News stories are rarely understood in isolation. Every story is driven by key entities that give the story its context. Persons, places, times, and several surrounding topics can often succinctly represent a news event, but are only useful if they can be both identified and linked together. We introduce a novel architecture called News Rover for re-bundling broadcast video news, online articles, and Twitter content. The system utilizes these many multimodal sources to link and organize content by topics, events, persons and time. We present two intuitive interfaces for navigating content by topics and their related news events as well as serendipitously learning about a news topic. These two interfaces trade-off between user-controlled and serendipitous exploration of news while retaining the story context. The novelty of our work includes the linking of multi-source, multimodal news content to extracted entities and topical structures for contextual understanding, and visualized in intuitive active and passive interfaces.

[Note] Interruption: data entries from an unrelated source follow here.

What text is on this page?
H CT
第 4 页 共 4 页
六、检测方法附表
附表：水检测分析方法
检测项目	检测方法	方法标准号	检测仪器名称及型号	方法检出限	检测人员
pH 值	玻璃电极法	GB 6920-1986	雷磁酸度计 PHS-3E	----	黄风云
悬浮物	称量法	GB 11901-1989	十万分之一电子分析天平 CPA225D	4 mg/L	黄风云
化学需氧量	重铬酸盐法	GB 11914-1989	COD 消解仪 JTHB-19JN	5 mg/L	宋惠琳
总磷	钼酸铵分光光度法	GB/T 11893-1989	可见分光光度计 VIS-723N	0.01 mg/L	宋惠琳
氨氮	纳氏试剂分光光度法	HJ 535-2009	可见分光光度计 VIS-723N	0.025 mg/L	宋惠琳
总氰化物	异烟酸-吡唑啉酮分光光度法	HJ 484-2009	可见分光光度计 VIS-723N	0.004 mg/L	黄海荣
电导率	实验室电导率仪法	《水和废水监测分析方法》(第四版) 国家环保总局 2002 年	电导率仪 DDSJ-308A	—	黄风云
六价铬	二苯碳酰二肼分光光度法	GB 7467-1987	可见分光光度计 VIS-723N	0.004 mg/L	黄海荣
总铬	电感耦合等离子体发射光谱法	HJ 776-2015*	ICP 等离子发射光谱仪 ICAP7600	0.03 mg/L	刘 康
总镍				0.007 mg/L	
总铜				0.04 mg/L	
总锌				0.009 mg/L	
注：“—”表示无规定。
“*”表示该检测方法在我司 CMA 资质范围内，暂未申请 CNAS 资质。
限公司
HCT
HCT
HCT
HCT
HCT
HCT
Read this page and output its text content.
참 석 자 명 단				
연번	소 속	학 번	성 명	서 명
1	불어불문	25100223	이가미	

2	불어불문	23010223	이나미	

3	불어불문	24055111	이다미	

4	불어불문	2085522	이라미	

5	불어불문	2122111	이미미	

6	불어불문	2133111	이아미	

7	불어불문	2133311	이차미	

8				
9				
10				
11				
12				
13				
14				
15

SentiBank: Large-Scale Ontology and Classifiers for Detecting Sentiment and Emotions in Visual Content.  Damian Borth, Tao Chen, Rong-Rong Ji and Shih-Fu Chang  In ACM Multimedia,   Barcelona, Spain   October, 2013   [project]  [pdf] [video1] [video2]  

We demonstrate a novel system which combines sound structures from psychology and the folksonomy extracted from social multimedia to develop a large visual sentiment ontology consisting of 1,200 concepts and their corresponding automatic classifiers called SentiBank. Each concept, defined as an Adjective Noun Pair (ANP), is made of an adjective strongly indicating emotions and a noun corresponding to objects or scenes that have a reasonable prospect of automatic detection. We demonstrate novel applications made possible by SentiBank including live sentiment prediction of phototweets and visualization of visual content in a rich semantic space organized by emotion categories. In addition, two novel browsers are developed, implementing ideas of the wheel of emotion and the tree map respectively.


Large-scale Visual Sentiment Ontology and Detectors Using Adjective Noun Pairs.  Damian Borth, Rongrong Ji, Tao Chen, Thomas Breuel and Shih-Fu Chang  In ACM Multimedia, Brave New Idea Program.   Barcelona, Spain   October, 2013   [project] [pdf] [video1] [video2]  

To address the challenge of sentiment analysis from visual content, we propose a novel approach based on understanding of the visual concepts that are strongly related to sentiments. Our key contribution is two-fold: first, we present a method built upon psychological theories and web mining to automatically construct a large-scale Visual Sentiment Ontology (VSO) consisting of more than 3,000 Adjective Noun Pairs (ANP). Second, we propose SentiBank, a novel visual concept detector library that can be used to detect the presence of 1,200 ANPs in an image. Experiments on detecting sentiment of image tweets demonstrate significant improvement in detection accuracy when comparing the proposed SentiBank based predictors with the text-based approaches. The effort also leads to a large publicly available resource consisting of a visual sentiment ontology, a large detector library, and the training/testing benchmark for visual sentiment analysis.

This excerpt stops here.